Tikiri
- Type: Weekly newspaper
- Owner: Independent Newspapers Limited
- Founded: 1963
- Language: Sinhala
- City: Colombo
- Country: Ceylon
- Sister newspapers: Chinthamini; Dawasa; Dinapathi; Gitanjali; Iranama; Rasakatha; Riviresa; Sawasa; Star; Sun; Sundari; Thanthi; Visitura; Weekend;

= Tikiri (Ceylonese newspaper) =

Sri Lankan Sinhala language newspaper

Tikiri was a Sinhala language weekly newspaper in Ceylon published by Independent Newspapers Limited, part of M. D. Gunasena & Company. It was founded on 1963 and was published from Colombo. In 1966 it had an average net sales of 12,500. It had an average circulation of 12,000 in 1973.
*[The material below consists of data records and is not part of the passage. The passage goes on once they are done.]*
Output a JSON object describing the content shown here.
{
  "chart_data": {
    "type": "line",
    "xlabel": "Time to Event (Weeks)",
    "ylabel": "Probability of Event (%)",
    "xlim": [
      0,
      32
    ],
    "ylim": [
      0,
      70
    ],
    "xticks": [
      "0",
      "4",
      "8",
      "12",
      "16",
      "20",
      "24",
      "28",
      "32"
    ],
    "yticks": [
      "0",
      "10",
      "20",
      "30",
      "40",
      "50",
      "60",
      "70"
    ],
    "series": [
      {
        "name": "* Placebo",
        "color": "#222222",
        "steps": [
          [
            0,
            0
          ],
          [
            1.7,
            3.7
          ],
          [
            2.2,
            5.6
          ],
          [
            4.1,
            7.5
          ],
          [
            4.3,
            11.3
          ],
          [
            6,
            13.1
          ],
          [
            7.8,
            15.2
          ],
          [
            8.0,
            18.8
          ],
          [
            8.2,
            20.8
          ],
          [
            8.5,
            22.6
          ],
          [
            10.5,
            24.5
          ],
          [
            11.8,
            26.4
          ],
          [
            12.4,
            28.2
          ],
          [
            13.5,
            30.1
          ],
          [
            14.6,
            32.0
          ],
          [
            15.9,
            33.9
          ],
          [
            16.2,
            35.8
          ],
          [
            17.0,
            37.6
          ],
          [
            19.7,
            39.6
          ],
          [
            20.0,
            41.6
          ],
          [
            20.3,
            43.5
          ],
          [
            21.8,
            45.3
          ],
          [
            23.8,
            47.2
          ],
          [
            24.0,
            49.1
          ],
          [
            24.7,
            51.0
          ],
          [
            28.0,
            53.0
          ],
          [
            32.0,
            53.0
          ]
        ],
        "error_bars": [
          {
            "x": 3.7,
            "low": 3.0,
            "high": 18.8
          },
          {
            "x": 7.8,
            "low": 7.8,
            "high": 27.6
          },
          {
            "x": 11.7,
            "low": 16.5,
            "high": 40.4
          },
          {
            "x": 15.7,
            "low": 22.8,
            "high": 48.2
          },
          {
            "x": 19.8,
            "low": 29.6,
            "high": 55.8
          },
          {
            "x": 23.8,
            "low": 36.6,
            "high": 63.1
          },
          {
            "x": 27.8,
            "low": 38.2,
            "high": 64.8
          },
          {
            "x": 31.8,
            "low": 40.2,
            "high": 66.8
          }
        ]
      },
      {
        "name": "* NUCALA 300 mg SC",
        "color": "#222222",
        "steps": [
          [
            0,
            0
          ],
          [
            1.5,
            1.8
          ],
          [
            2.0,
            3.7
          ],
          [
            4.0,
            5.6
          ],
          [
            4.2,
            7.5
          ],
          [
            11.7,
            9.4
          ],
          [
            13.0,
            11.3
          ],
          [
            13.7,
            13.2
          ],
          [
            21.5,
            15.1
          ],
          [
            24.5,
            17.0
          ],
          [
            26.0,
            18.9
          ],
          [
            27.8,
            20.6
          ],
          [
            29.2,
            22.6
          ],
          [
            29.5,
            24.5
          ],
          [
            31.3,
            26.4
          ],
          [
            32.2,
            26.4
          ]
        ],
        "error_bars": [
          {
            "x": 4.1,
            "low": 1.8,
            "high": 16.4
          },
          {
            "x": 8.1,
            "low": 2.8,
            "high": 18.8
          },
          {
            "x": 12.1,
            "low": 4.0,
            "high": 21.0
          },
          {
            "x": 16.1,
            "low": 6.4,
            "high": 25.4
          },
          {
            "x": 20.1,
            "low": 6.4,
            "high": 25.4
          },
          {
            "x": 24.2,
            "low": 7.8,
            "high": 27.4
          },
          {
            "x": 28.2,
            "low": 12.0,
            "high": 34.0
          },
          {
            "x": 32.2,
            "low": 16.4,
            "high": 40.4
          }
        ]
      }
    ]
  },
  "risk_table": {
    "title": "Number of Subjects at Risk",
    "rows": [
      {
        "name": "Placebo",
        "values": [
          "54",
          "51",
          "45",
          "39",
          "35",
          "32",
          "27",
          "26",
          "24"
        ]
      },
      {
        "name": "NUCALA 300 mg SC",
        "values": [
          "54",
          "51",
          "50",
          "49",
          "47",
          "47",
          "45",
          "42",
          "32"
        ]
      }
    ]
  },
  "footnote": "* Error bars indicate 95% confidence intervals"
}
By 1973/74 the Independent Newspapers publications had become vocal critics of Sirimavo Bandaranaike's government. The government sealed Independent Newspapers' presses and closed it down on 19 April 1974 using the Emergency (Defence) Regulations. Independent Newspapers resumed publication on 30 March 1977 but the three-year closure had taken its toll. Faced financial problems Independent Newspapers and its various publications closed down on 26 December 1990.